As a park builder on console, Park Beyond can be a little bit picky about selecting and placing your latest rollercoaster creation, but it does make altering track types and deleting portions very easy. While it’s never going to offer you the precision of a mouse and keyboard setup, Park Beyond is very playable with the DualSense in hand, and largely makes sense of its myriad menus and options. Once you’ve grown accustomed to where things are you can whizz through the building stages of your park with remarkable speed.
Rollercoasters obviously form the centrepiece of your park, and there’s some interesting nuances to how you operate them. Hooks are goals that you set for your ride, and they decide its final rating and how the visitors feel about it. What that boils down to is making sure that your coaster reaches the criteria you’ve set for it, so if you want it to be a thrill ride it has to maintain a certain top speed in order to do that, while a family-friendly number might ask you to keep it under 80kmh. If you’re not feeling that creative there are pre-built coaster designs too that can streamline things for the sake of simplicity.
There are certain tools that will make your role easier, and Park Beyond’s heat map overlays are particularly useful. These allow you to see where there are weaknesses in your park, and where issues are being caused, whether through poor toilet placement or because you’re making everyone sick. When a visitor reaches 0% happiness they’ll leave the park, potentially leaving you with a bunch of questions alongside feelings of rejection and self-loathing – depending on how seriously you take this sort of thing.

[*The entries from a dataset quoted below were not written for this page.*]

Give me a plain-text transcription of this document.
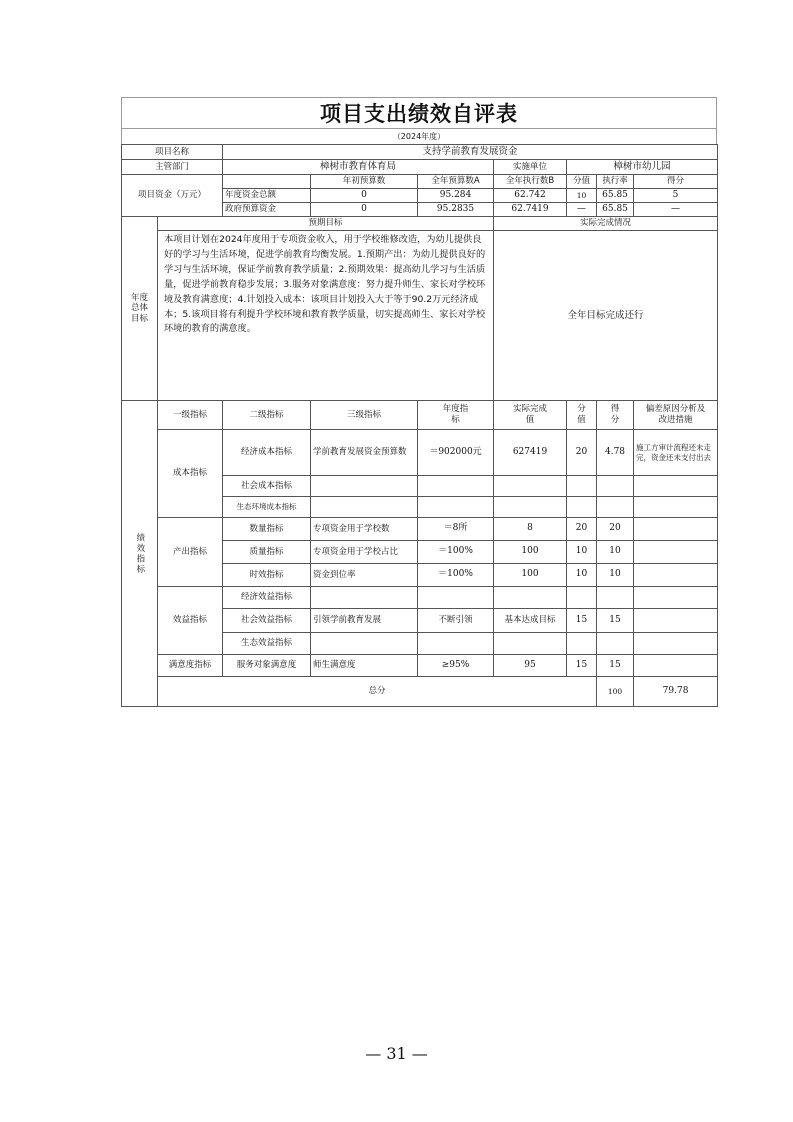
项目支出绩效自评表
（2024年度）
项目名称		支持学前教育发展资金							
主管部门		樟树市教育体育局			实施单位	樟树市幼儿园			
项目资金（万元）			年初预算数	全年预算数A	全年执行数B	分值	执行率	得分	
		年度资金总额	0	95.284	62.742	10	65.85	5	
		政府预算资金	0	95.2835	62.7419	—	65.85	—	

年度总体目标	预期目标				实际完成情况				
	本项目计划在2024年度用于专项资金收入，用于学校维修改造，为幼儿提供良好的学习与生活环境，促进学前教育均衡发展。1.预期产出：为幼儿提供良好的学习与生活环境，保证学前教育教学质量；2.预期效果：提高幼儿学习与生活质量，促进学前教育稳步发展；3.服务对象满意度：努力提升师生、家长对学校环境及教育满意度；4.计划投入成本：该项目计划投入大于等于90.2万元经济成本；5.该项目将有利提升学校环境和教育教学质量，切实提高师生、家长对学校环境的教育的满意度。				全年目标完成还行				

绩效指标	一级指标	二级指标	三级指标	年度指标	实际完成值	分值	得分	偏差原因分析及改进措施	

	成本指标	经济成本指标	学前教育发展资金预算数	＝902000元	627419	20	4.78	施工方审计流程还未走完，资金还未支付出去	
		社会成本指标							
		生态环境成本指标							
	产出指标	数量指标	专项资金用于学校数	＝8所	8	20	20		
		质量指标	专项资金用于学校占比	＝100%	100	10	10		
		时效指标	资金到位率	＝100%	100	10	10		
	效益指标	经济效益指标							
		社会效益指标	引领学前教育发展	不断引领	基本达成目标	15	15		
		生态效益指标							
	满意度指标	服务对象满意度	师生满意度	≥95%	95	15	15		
	总分						100	79.78	
— 31 —
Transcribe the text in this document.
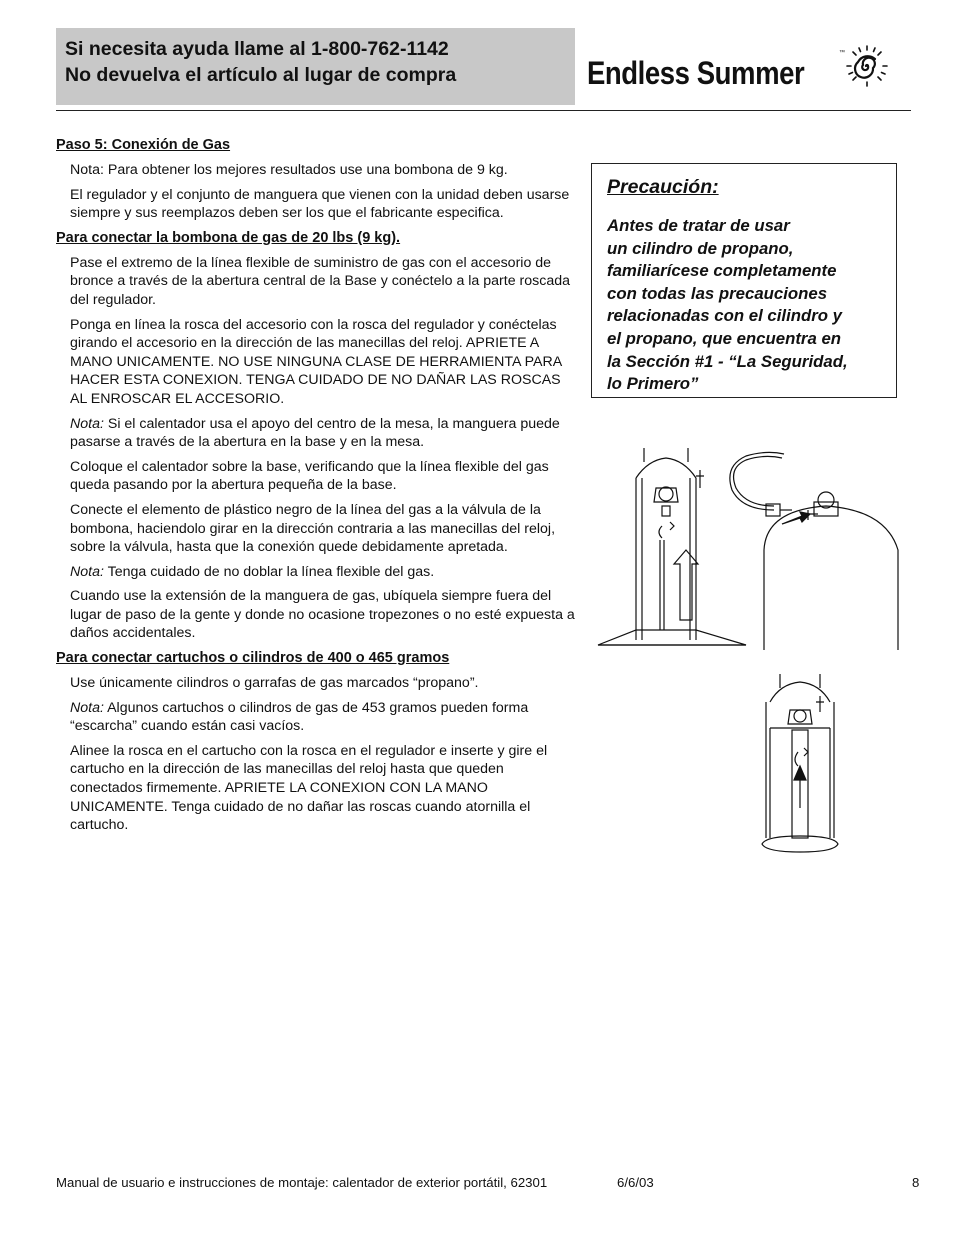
Si necesita ayuda llame al 1-800-762-1142
No devuelva el artículo al lugar de compra	Endless Summer
™
Paso 5: Conexión de Gas

Nota: Para obtener los mejores resultados use una bombona de 9 kg.

El regulador y el conjunto de manguera que vienen con la unidad deben usarse siempre y sus reemplazos deben ser los que el fabricante especifica.

Para conectar la bombona de gas de 20 lbs (9 kg).

Pase el extremo de la línea flexible de suministro de gas con el accesorio de bronce a través de la abertura central de la Base y conéctelo a la parte roscada del regulador.

Ponga en línea la rosca del accesorio con la rosca del regulador y conéctelas girando el accesorio en la dirección de las manecillas del reloj. APRIETE A MANO UNICAMENTE. NO USE NINGUNA CLASE DE HERRAMIENTA PARA HACER ESTA CONEXION. TENGA CUIDADO DE NO DAÑAR LAS ROSCAS AL ENROSCAR EL ACCESORIO.

Nota: Si el calentador usa el apoyo del centro de la mesa, la manguera puede pasarse a través de la abertura en la base y en la mesa.

Coloque el calentador sobre la base, verificando que la línea flexible del gas queda pasando por la abertura pequeña de la base.

Conecte el elemento de plástico negro de la línea del gas a la válvula de la bombona, haciendolo girar en la dirección contraria a las manecillas del reloj, sobre la válvula, hasta que la conexión quede debidamente apretada.

Nota: Tenga cuidado de no doblar la línea flexible del gas.

Cuando use la extensión de la manguera de gas, ubíquela siempre fuera del lugar de paso de la gente y donde no ocasione tropezones o no esté expuesta a daños accidentales.

Para conectar cartuchos o cilindros de 400 o 465 gramos

Use únicamente cilindros o garrafas de gas marcados “propano”.

Nota: Algunos cartuchos o cilindros de gas de 453 gramos pueden forma “escarcha” cuando están casi vacíos.

Alinee la rosca en el cartucho con la rosca en el regulador e inserte y gire el cartucho en la dirección de las manecillas del reloj hasta que queden conectados firmemente. APRIETE LA CONEXION CON LA MANO UNICAMENTE. Tenga cuidado de no dañar las roscas cuando atornilla el cartucho.

Precaución:
Antes de tratar de usar
un cilindro de propano,
familiarícese completamente
con todas las precauciones
relacionadas con el cilindro y
el propano, que encuentra en
la Sección #1 - “La Seguridad,
lo Primero”
Manual de usuario e instrucciones de montaje: calentador de exterior portátil, 62301	6/6/03	8
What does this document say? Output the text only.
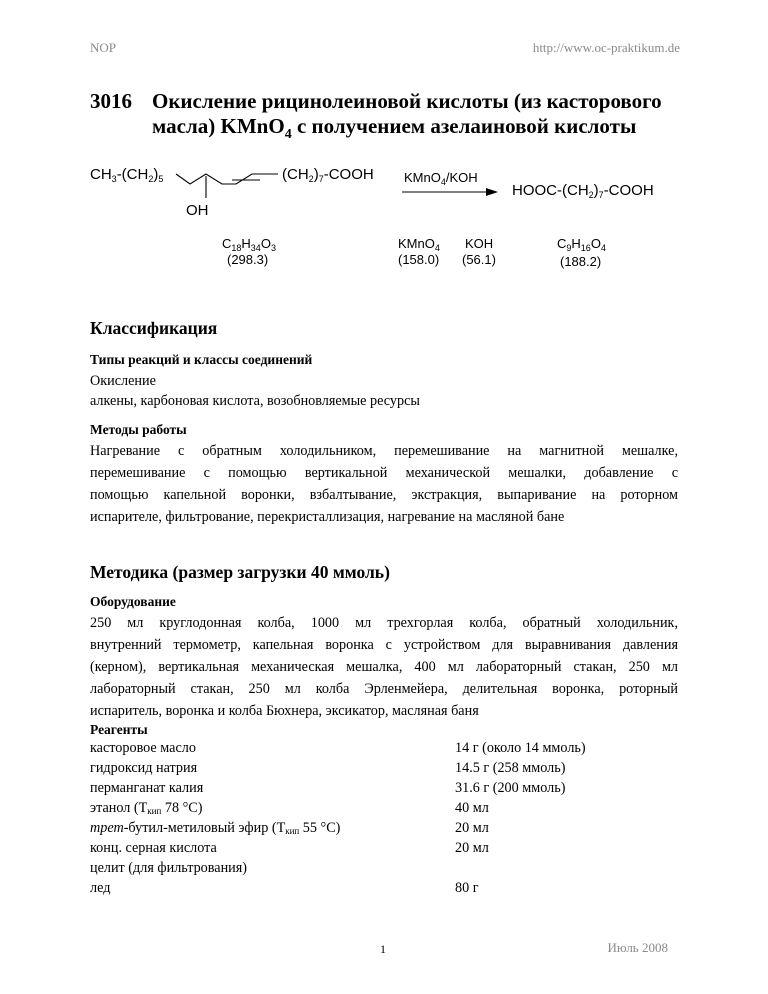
NOP	http://www.oc-praktikum.de
3016 Окисление рицинолеиновой кислоты (из касторового
масла) KMnO$_4$ с получением азелаиновой кислоты
$CH_3-(CH_2)_5$
OH
$(CH_2)_7$-COOH KMnO$_4$/KOH
HOOC-$(CH_2)_7$-COOH
$C_{18}H_{34}O_3$
(298.3)
KMnO$_4$
(158.0)
KOH
(56.1)
$C_9H_{16}O_4$
(188.2)
Классификация
Типы реакций и классы соединений
Окисление
алкены, карбоновая кислота, возобновляемые ресурсы
Методы работы
Нагревание с обратным холодильником, перемешивание на магнитной мешалке,
перемешивание с помощью вертикальной механической мешалки, добавление с
помощью капельной воронки, взбалтывание, экстракция, выпаривание на роторном
испарителе, фильтрование, перекристаллизация, нагревание на масляной бане
Методика (размер загрузки 40 ммоль)
Оборудование
250 мл круглодонная колба, 1000 мл трехгорлая колба, обратный холодильник,
внутренний термометр, капельная воронка с устройством для выравнивания давления
(керном), вертикальная механическая мешалка, 400 мл лабораторный стакан, 250 мл
лабораторный стакан, 250 мл колба Эрленмейера, делительная воронка, роторный
испаритель, воронка и колба Бюхнера, эксикатор, масляная баня
Реагенты
касторовое масло	14 г (около 14 ммоль)
гидроксид натрия	14.5 г (258 ммоль)
перманганат калия	31.6 г (200 ммоль)
этанол (Tкип 78 °C)	40 мл
трет-бутил-метиловый эфир (Tкип 55 °C)	20 мл
конц. серная кислота	20 мл
целит (для фильтрования)
лед	80 г
1	Июль 2008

Park Beyond currently has a couple of rough edges at launch on PS5, with some occasional graphical glitching from pathways – they’ll be invisible at times, or struggle with some of the level scenery like cliffs and bushes. I also experienced one hard crash where the game kicked me back out to the PS5 home menu. However, the game saves regularly and I only lost a few minutes work so it wasn’t the biggest of issues. Hopefully, these bugs will be dealt with in the very near future, but just be aware that they’re lurking there right now.